Le Fétiche brûle entre mes mains, s’anime et je vois les traits d’Ashoreth s’animer au moment où le monde disparaît.

 

***

 

Il réapparaît bien assez vite, le fourbe, sous la forme d’un lac qui se tient tout autour de moi ou, si l’on tient à être pointilleux, dont l’on pourrait dire que je suis à l’intérieur de lui.

Bref, je suis dans la flotte et même si j’avais un portable, ce qui m’est impossible parce que je me tue à te répéter que je suis allergique aux ondes et que jamais tu n’introduiras un micro-onde chez nous, il serait bousillé par l’humidité, donc tu vois que je fais bien de ne pas en avoir, surtout au prix que ça coûte.

Je prends le temps d’être stupéfaite et de suffoquer avant de parvenir à sortir de ce foutu plan d’eau, détrempée au carré, couverte de vase, vivante.

Vivante !

La vie est tellement cool quand on est vivante !

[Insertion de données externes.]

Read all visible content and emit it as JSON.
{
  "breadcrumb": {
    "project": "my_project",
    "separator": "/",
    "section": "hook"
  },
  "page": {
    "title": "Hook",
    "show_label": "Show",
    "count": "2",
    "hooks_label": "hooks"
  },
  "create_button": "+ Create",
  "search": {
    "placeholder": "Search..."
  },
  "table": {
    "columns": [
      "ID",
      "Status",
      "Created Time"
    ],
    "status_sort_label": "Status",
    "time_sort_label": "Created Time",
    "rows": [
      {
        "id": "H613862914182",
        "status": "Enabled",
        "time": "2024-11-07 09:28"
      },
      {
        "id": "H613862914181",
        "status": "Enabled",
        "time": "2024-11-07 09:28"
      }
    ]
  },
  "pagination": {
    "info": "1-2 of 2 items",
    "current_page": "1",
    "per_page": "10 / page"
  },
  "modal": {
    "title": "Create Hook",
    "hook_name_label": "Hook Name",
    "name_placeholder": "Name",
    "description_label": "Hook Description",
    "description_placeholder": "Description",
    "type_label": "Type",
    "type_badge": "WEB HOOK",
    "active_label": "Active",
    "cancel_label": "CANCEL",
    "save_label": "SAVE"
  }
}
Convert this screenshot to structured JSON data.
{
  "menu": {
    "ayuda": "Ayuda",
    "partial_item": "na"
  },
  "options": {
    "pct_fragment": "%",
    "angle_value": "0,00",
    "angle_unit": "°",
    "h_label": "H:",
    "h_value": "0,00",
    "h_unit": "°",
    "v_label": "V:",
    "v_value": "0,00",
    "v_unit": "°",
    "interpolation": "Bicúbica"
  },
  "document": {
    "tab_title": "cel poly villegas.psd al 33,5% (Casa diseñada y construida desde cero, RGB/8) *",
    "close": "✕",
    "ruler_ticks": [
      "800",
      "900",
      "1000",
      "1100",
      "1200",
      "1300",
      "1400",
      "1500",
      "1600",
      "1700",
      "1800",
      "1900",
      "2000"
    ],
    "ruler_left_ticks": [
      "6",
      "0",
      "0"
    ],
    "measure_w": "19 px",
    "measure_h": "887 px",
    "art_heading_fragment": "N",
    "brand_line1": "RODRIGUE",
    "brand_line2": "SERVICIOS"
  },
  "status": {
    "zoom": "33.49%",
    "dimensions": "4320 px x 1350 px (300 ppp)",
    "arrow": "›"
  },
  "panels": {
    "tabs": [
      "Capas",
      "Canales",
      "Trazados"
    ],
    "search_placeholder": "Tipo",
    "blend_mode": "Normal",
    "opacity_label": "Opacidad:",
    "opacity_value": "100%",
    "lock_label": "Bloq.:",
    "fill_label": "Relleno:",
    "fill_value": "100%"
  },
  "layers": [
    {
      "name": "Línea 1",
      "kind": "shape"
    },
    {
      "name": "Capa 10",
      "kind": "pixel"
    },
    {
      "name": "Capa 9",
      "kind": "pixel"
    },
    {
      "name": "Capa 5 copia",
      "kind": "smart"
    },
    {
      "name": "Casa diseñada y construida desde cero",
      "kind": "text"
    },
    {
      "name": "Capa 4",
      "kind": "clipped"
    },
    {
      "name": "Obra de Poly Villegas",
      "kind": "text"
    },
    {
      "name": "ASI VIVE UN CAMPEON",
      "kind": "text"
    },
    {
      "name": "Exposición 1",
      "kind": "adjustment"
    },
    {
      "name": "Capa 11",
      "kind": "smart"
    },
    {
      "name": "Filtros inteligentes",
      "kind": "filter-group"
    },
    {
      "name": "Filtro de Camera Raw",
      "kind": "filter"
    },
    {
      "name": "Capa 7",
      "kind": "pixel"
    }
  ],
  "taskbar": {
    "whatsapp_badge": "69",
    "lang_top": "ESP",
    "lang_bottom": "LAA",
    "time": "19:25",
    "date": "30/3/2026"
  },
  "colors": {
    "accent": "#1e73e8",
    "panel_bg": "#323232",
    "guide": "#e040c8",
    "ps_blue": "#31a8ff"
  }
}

Philosophie même plus de comptoir mais de sous le tabouret et je m’en fous, le cœur battant à tout rompre, la tête prise par une ivresse de soulagement – vivante, sortie de Son approche, de Sa présence, libre... Le soleil brille à travers les nuages, la verdure et la ville m’entourent et une femme médusée me regarde, le poing crispé sur la laisse de son pit-bull qui, dans le doute, aboie d’un air vigilant pour se donner l’impression de réagir de façon constructive.

- Bonjour ! dis-je bravement à la brave dame. C’est quoi, le nom de ce parc ?

- I-I beg your pardon ?

Très cher Faruq, mon cousin qui m’aime et qui m’adore, ce sort de monologue n’est plus d’actualité, mais je crois que je vais devoir t’écrire une lettre de loin.